DoorDash recently passed Grubhub for market share — 27.6% to 26.7% — while Uber Eats is close behind with 25.2%. Postmates has just over 12% of the share. After that, it's a bit of a free-for-all between plenty of smaller players such as Seamless, Delivery.com, Yelp Eat 24, Foodler, Gopuff and, until now, SkipTheDishes. But it's a hard place to be if you don't have the deep pockets and resources that the bigger players have, especially as some of them start to go public. Last year, smaller delivery companies began consolidating, with Reuters claiming that consumers tend to use only one app. In other words, it is getting harder to be a small fish in a growing pond.
Having a small scale may have been a hindrance for SkipTheDishes. The Buffalo News reports that Skip developed a negative reputation in that Buffalo market, stemming mostly from drivers showing up late. One restaurant owner told the publication that its customers blamed his establishments for the service issues. With a relatively small footprint, such reputational hiccups are hard to overcome.
The pullout from the U.S. market could also reflect a broader issue with U.K.-based parent company Just Eat, which started seeing its share value begin to dwindle about a year ago as rivals Deliveroo and Uber Eats turned up the heat in its biggest market.

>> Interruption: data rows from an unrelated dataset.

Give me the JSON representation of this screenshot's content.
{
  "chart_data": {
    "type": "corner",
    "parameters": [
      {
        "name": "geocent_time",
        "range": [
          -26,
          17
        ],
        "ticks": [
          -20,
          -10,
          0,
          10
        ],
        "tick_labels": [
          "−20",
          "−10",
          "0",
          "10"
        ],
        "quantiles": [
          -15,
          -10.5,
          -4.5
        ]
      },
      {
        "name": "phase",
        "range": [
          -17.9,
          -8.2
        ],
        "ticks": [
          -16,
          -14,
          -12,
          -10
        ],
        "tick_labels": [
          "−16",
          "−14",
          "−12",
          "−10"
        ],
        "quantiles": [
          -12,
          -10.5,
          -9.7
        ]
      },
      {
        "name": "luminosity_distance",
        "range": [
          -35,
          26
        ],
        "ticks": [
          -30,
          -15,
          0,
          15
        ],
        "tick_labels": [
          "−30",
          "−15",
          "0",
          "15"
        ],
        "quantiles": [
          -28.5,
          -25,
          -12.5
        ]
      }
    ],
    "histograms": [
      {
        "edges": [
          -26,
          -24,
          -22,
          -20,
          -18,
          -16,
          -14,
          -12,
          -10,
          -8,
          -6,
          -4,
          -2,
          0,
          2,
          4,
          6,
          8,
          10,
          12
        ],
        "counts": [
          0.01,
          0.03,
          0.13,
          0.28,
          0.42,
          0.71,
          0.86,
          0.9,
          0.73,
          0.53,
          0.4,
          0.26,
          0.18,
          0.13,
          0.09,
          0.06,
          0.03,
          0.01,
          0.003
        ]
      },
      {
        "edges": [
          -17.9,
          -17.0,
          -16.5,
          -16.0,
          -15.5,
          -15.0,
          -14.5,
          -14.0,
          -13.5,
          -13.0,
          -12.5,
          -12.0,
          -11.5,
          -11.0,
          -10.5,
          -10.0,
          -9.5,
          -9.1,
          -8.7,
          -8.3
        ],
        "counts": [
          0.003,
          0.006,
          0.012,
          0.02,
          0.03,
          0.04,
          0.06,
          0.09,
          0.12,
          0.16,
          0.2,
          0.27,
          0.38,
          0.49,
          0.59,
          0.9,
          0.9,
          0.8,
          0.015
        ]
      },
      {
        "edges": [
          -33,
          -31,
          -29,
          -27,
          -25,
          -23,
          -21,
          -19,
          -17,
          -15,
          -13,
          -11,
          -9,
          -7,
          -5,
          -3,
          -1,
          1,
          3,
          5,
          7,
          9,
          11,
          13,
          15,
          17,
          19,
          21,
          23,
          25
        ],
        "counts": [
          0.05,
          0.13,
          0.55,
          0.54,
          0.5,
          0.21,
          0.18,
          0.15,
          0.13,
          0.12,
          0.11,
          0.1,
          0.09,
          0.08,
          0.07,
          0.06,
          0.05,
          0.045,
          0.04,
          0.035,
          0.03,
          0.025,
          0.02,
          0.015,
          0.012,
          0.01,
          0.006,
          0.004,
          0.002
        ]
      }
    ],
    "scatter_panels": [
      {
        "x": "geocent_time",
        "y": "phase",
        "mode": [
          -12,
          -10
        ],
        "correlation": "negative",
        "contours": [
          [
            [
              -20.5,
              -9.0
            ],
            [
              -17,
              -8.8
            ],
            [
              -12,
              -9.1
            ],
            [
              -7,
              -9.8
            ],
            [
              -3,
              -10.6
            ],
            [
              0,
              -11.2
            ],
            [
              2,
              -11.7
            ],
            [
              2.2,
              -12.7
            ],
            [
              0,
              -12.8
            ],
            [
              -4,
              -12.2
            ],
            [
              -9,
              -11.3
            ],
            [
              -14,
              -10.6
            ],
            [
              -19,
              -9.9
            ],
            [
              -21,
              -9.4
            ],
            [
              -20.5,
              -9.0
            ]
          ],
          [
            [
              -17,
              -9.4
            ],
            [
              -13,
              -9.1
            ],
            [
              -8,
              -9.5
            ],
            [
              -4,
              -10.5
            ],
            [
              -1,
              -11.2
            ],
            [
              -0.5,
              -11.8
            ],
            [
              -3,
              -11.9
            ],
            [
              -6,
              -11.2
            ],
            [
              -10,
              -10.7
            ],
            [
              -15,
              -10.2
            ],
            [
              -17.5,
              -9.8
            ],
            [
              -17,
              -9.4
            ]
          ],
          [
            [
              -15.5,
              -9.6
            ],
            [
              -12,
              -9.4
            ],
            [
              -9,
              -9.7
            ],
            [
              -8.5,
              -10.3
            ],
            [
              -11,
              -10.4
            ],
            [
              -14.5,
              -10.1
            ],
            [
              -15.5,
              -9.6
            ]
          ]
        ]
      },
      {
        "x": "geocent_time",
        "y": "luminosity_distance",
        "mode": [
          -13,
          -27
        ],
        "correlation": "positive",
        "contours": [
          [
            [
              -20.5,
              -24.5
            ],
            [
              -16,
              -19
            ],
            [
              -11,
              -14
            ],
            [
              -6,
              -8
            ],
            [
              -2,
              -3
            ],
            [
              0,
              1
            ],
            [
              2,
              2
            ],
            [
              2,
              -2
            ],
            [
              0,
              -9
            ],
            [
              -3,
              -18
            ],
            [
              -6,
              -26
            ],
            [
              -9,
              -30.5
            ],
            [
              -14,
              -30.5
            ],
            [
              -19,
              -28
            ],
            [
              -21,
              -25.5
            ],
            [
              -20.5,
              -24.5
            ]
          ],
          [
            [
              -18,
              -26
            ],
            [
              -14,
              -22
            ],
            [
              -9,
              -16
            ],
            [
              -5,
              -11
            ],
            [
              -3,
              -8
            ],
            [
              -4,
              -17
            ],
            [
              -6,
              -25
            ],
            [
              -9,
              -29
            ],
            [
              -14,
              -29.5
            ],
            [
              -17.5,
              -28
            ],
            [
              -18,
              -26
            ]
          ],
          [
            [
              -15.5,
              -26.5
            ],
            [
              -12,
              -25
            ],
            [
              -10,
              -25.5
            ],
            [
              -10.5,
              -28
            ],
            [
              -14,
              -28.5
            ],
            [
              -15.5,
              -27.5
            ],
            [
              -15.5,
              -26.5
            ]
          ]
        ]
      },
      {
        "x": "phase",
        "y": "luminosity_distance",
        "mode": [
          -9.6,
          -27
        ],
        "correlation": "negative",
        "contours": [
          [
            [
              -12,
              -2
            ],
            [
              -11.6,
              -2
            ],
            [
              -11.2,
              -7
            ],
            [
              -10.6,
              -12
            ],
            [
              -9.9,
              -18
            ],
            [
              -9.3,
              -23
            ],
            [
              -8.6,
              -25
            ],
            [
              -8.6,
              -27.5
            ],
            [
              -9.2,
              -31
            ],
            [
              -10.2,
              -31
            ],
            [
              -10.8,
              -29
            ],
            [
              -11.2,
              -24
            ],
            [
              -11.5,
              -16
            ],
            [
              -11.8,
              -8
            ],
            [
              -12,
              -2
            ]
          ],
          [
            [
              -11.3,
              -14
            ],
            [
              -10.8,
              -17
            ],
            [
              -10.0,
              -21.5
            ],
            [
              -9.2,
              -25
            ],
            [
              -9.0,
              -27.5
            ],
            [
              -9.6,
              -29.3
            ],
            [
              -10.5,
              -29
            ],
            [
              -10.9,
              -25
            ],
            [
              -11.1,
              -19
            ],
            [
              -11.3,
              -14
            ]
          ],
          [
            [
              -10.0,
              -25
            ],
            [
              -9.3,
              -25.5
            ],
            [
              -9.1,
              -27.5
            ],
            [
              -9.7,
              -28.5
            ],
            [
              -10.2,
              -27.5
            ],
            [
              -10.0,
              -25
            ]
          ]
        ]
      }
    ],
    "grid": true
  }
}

In December, those issues came to a head when shares were down 26% on the year and activist investor Cat Rock Capital Management pushed the company to make faster decisions in an effort to turn things around. One of Cat Rock's requests was to consider the sale of its non-core assets. Although SkipTheDishes wasn't specifically called out (Brazilian startup iFood was), retrenching the service and focusing on its core market could benefit the company as it seeks solid footing. The company recently said its Canadian business through SkipTheDishes was growing rapidly after adding a bilingual service.
Cat Rock, however, continues to pile the pressure on Just Eat to merge with a delivery competitor. The company might be on a roll in Canada, but Cat Rock is looking for "world-class leadership" and believes a merger is the best route to take to achieve this objective. Cat Rock said the company's shares are up 35% since it first started to call for change in December.